The pulseaudio profile was referring to the gconf helper, which has been
replaced with the gsettings-helper.
---
 .../files/profiles/usr.bin.pulseaudio         | 20 ++++++++++++-------
 srcpkgs/apparmor/template                     |  4 ++--
 2 files changed, 15 insertions(+), 9 deletions(-)

diff --git a/srcpkgs/apparmor/files/profiles/usr.bin.pulseaudio b/srcpkgs/apparmor/files/profiles/usr.bin.pulseaudio
index e23c5bf0043..4b17e6edc08 100644
--- a/srcpkgs/apparmor/files/profiles/usr.bin.pulseaudio
+++ b/srcpkgs/apparmor/files/profiles/usr.bin.pulseaudio
@@ -1,6 +1,6 @@
 #include <tunables/global>
 
-/usr/bin/pulseaudio {
+profile pulseaudio /usr/bin/pulseaudio {
   #include <abstractions/base>
   #include <abstractions/audio>
   #include <abstractions/dbus-session>
@@ -23,6 +23,7 @@
 
   unix (connect, receive, send) type=stream peer=(addr="@/tmp/.ICE-unix/[0-9]*"),
   ptrace (read,trace) peer=@{profile_name},
+  signal (send) peer=pulseaudio//pulse-gsettings-helper,
 
   /usr/bin/pulseaudio mixr,
 
@@ -70,7 +71,7 @@
   /usr/share/applications/* r,
   /usr/share/pulseaudio/** r,
   /usr/lib/pulse-[1-9]*.[0-9]/modules/*.so mr,
-  /usr/lib/pulseaudio/pulse/gconf-helper Cx,
+  /usr/libexec/pulse/gsettings-helper Cx,
 
   owner /var/lib/gdm3/.config/pulse/ rw,
   owner /var/lib/gdm3/.config/pulse/* rw,
@@ -89,8 +90,7 @@
   /var/lib/pulse/*.tdb rw,
 
   owner @{PROC}/@{pid}/fd/ r,
-  owner @{PROC}/@{pid}/maps r,
-  owner @{PROC}/@{pid}/stat r,
+  owner @{PROC}/@{pid}/{maps,mountinfo,stat} r,
 
   owner /tmp/pulse-*/pid rwk,
   owner /tmp/pulse-*/native rwk,
@@ -105,10 +105,16 @@
   owner /tmp/.esd-@{pid}*/ rw,
   owner /tmp/.esd-@{pid}*/socket rw,
 
-  profile /usr/lib/pulseaudio/pulse/gconf-helper {
+  profile pulse-gsettings-helper /usr/libexec/pulse/gsettings-helper {
     #include <abstractions/base>
-
-    /usr/lib/pulseaudio/pulse/gconf-helper mr,
+    #include <abstractions/gnome>
+    #include <abstractions/dconf>
+
+    /usr/libexec/pulse/gsettings-helper mr,
+    owner /{,var/}run/user/*/dconf/user rw,
+    owner @{HOME}/.config/dconf/user rw,
+    owner @{PROC}/@{pid}/fd/ r,
+    signal (receive) peer=pulseaudio,
   }
 
   # Site-specific additions and overrides.

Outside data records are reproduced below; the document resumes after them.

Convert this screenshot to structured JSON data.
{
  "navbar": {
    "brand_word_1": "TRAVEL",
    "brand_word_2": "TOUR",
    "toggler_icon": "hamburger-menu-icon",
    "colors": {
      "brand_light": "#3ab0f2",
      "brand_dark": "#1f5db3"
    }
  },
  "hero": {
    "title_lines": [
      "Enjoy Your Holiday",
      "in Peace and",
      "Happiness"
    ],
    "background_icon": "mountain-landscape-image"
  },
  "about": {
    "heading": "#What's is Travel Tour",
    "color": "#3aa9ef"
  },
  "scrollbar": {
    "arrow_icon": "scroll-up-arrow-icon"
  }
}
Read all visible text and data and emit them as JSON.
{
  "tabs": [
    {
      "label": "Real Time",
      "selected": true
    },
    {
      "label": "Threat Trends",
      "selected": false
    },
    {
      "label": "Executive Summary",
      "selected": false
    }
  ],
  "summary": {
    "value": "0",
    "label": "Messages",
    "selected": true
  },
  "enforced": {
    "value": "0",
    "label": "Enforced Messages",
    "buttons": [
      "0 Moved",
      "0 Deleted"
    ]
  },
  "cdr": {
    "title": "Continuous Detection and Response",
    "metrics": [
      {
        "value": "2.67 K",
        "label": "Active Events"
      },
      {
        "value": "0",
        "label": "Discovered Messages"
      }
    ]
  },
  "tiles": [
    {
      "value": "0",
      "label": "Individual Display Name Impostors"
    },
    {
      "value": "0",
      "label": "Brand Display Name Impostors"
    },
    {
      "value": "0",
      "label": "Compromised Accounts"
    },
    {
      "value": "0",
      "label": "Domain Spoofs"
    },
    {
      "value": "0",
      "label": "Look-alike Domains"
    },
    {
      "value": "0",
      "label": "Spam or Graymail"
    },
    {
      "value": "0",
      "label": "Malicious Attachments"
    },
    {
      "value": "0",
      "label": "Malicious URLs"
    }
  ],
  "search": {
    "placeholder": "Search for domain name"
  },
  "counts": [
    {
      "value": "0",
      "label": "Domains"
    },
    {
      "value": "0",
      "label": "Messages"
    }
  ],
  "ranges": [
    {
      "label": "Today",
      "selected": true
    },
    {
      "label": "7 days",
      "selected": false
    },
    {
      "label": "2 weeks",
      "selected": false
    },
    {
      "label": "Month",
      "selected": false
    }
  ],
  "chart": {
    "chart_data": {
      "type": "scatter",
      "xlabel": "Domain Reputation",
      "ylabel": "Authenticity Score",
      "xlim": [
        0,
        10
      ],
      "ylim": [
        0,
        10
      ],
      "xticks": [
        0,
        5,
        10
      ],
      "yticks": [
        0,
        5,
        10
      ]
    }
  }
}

See local/README for details.
diff --git a/srcpkgs/apparmor/template b/srcpkgs/apparmor/template
index aec653c100c..1ce7af5d4ee 100644
--- a/srcpkgs/apparmor/template
+++ b/srcpkgs/apparmor/template
@@ -1,7 +1,7 @@
 # Template file for 'apparmor'
 pkgname=apparmor
 version=2.13.4
-revision=4
+revision=5
 wrksrc="${pkgname}-v${version}"
 build_wrksrc=libraries/libapparmor
 build_style=gnu-configure
@@ -26,7 +26,7 @@ fi
 post_patch() {
 	# Make.rules feeds some system headers to the C preprocessor to produce
 	# lists of capability and address-family names that, respectively,
-	# populate `parser/cap_names.h` and `parser/af_names.h`. The escaping
+	# populate 'parser/cap_names.h' and 'parser/af_names.h'. The escaping
 	# backslash in the '\#include" directives here is seen by the
 	# preprocessor, causing it to skip the system headers and produce empty
 	# files. Removing the backslash ensures correct behavior.